Make a new journal entry that begins with "Upon reflection, I think that...." Strive to find the ways you can turn those horrible experiences into learning opportunities. What will you do differently in the future? Develop your PMA as you write.

As before, you can set a time limit if you'd like. Repeat this process for each journal entry you made while you grieved. Once you've done this, you can put your journal away and come back to it in the future or formally celebrate the end of your grief process by discarding it, ripping the pages out, or burning it (safely, of course.)

Gain Wisdom and Go Forth

No matter how long you were in your relationship, the acute stages of the grieving process should last no more than two or three months for most people. If you haven't arrived at acceptance of your breakup within six months, you may be experiencing something known as "complicated" grief that is considered to be a clinical disorder. If this happens to you, locate a grief therapist to help you get unstuck.

You may find that it can take much longer than six months to adjust to a new standard of living, or to be ready to date again. These aren't symptoms of grief and are normal experiences, especially after a divorce that involved court proceedings to separate property or resolve child custody and support matters.

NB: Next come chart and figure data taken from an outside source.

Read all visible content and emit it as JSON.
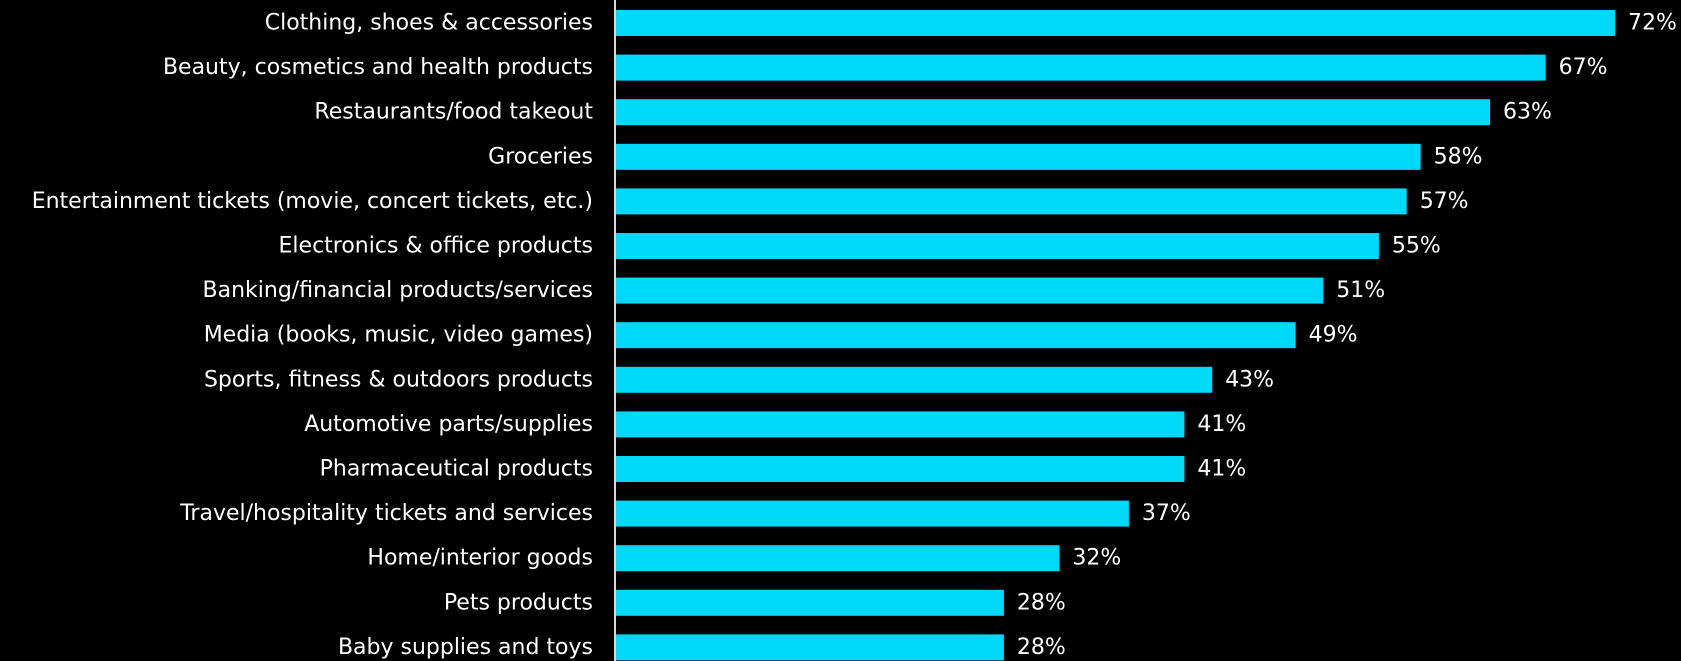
{
  "chart_data": {
    "type": "bar",
    "orientation": "horizontal",
    "categories": [
      "Clothing, shoes & accessories",
      "Beauty, cosmetics and health products",
      "Restaurants/food takeout",
      "Groceries",
      "Entertainment tickets (movie, concert tickets,  etc.)",
      "Electronics & office products",
      "Banking/financial products/services",
      "Media (books, music, video games)",
      "Sports, fitness & outdoors products",
      "Automotive parts/supplies",
      "Pharmaceutical products",
      "Travel/hospitality tickets and services",
      "Home/interior goods",
      "Pets products",
      "Baby supplies and toys"
    ],
    "values": [
      72,
      67,
      63,
      58,
      57,
      55,
      51,
      49,
      43,
      41,
      41,
      37,
      32,
      28,
      28
    ],
    "value_labels": [
      "72%",
      "67%",
      "63%",
      "58%",
      "57%",
      "55%",
      "51%",
      "49%",
      "43%",
      "41%",
      "41%",
      "37%",
      "32%",
      "28%",
      "28%"
    ],
    "xlim": [
      0,
      80
    ],
    "grid": false,
    "legend": "none",
    "colors": {
      "background": "#000000",
      "bar": "#00d8f8",
      "text": "#ffffff",
      "axis": "#d8d8d8"
    }
  }
}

However, if you've completed your journal and re-written the meaning of events you've endured, you'll reach acceptance with valuable wisdom that will help you avoid repeating your behaviors that contributed to problems in your relationship. You'll be better able to recognize red flags in potential partners when you start dating again. Most importantly, you will have learned that you're a survivor who can't be defeated after all.